Las lecciones de un sabio
Conocí personalmente a Fernando Lázaro a principios de los setenta, cuando fue profesor mío en la Universidad Autónoma de Madrid, pero su magisterio comenzó mucho antes, cuando (como muchísimos estudiantes) utilicé en el bachillerato los libros de lengua y literatura de que era coautor junto con Evaristo Correa. Eran libros sorprendentemente claros y (para alguien como yo) tenían el atractivo añadido de constituir también una antología de textos clave de las letras españolas: sólo con leer los ejemplos que jalonaban el texto ya disponía uno de un curso de literatura...
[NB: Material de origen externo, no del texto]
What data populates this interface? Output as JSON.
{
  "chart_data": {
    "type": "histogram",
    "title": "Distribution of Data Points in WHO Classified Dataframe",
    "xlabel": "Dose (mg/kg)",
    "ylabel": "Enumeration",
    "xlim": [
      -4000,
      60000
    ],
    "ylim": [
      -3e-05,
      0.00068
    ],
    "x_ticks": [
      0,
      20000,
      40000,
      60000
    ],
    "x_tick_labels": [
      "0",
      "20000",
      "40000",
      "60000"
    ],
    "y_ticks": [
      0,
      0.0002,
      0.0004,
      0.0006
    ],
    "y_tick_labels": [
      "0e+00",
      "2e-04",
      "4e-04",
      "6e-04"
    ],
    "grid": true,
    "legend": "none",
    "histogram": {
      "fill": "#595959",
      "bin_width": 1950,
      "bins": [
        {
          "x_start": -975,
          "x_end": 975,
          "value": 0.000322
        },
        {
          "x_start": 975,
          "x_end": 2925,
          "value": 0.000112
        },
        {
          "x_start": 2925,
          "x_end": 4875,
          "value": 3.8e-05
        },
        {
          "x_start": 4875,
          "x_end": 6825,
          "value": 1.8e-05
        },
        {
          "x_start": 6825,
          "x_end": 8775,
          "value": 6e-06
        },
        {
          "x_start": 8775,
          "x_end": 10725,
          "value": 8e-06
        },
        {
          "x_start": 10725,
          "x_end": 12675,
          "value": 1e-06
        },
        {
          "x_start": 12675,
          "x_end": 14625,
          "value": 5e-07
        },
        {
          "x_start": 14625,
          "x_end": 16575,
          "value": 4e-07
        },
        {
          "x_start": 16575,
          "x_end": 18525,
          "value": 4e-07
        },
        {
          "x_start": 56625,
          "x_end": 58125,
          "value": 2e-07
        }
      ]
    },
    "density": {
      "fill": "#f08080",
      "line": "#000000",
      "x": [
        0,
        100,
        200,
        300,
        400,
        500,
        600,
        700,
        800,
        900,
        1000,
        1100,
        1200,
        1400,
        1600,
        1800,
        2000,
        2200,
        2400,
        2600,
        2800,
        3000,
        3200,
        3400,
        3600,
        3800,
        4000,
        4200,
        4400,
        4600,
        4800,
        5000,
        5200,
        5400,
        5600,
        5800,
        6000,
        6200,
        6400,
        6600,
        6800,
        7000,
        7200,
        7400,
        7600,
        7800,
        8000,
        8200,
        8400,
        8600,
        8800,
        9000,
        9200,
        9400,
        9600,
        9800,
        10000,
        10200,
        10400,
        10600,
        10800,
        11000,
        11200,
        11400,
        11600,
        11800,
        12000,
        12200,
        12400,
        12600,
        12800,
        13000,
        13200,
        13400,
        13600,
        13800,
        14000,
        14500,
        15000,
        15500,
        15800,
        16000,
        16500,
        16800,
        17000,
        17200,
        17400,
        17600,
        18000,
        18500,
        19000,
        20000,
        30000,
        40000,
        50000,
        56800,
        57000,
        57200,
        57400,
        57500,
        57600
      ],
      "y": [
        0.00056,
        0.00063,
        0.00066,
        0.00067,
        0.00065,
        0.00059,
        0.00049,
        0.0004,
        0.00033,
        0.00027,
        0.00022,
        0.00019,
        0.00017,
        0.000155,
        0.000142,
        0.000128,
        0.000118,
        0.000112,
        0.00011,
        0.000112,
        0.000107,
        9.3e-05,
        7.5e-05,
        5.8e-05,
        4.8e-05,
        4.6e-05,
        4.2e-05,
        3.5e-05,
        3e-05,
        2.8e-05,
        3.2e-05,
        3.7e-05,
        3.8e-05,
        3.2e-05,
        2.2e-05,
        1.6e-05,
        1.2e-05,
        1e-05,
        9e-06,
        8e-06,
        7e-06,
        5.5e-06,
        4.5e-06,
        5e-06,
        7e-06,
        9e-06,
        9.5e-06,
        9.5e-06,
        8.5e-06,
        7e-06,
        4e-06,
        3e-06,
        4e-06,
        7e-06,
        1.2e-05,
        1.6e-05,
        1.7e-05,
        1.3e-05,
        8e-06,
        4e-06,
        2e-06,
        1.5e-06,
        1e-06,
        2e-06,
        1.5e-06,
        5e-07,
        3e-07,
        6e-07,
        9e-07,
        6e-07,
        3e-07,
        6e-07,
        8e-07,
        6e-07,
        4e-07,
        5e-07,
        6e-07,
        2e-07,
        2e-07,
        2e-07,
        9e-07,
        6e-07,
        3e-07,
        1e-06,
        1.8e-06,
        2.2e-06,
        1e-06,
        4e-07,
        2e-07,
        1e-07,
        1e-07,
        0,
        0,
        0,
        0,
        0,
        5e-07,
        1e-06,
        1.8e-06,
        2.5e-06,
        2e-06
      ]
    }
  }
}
En la facultad tuvimos una relación -¿cómo decirlo?- agridulce. Tuve la mala suerte de que en mi curso Fernando Lázaro impartiera la asignatura de Gramática Generativa, disciplina que él contribuyó a introducir en España, pero que no era el terreno literario y filológico en el que él se sentía más a gusto. No era un profesor fácil, con su carácter tonante, pero quizás tampoco éramos alumnos fáciles. Fuera del marco estricto de la clase, tuvimos un contacto más fluido: por aquel entonces dirimíamos en una publicación de los estudiantes, Módulo 3, algunos problemas que nos preocupaban, como el futuro del estructuralismo, y ahí encontré en él (por entonces director del departamento, y por tanto responsable último de la publicación) una mirada atenta y un consejo muy certero. Debo al Lázaro de aquel momento la conciencia de estar inmerso en una tradición de estudios lingüísticos, tradición que palpé cuando Roman Jacobson visitó Madrid y él nos propició una entrevista con ese mito viviente.
Acabada la carrera, tuvimos contactos esporádicos, pero con frecuencia fructíferos: me preguntaba qué hacía, se lo iba contando y me daba una pista, un comentario, que siempre me servían. En alguna ocasión llevó su influencia a distancia al terreno público de reseñar una obra mía. En 1994 o 1995 nos vimos más con motivo de la versión en CD-ROM del Diccionario de la Academia, institución que él entonces dirigía. Recuerdo que, cuando el programa estaba aún en pruebas, fue el primero de la docta casa en sacar partido de la herramienta para preguntar: "Oiga, Millán: ¿cuántas palabras le salen terminadas en -t?".
Le vi por última vez hace poco, en la inauguración del curso de las academias, donde impartió la última lección que yo le oí, sobre literatura picaresca. Al llegar al episodio del testarazo de Lázaro de Tormes sobre el Toro de Guisando no pudo resistirse, y le tildó de "verraco berroqueño". Al despedirnos se lo señalé: "¡Vaya aliteración, don Fernando!", y a él le gustó ver que la había cazado. Sólo hoy me doy cuenta de que el concepto de aliteración, como otras muchas cosas, lo había aprendido de él...
José Antonio Millán es escritor y editor digital.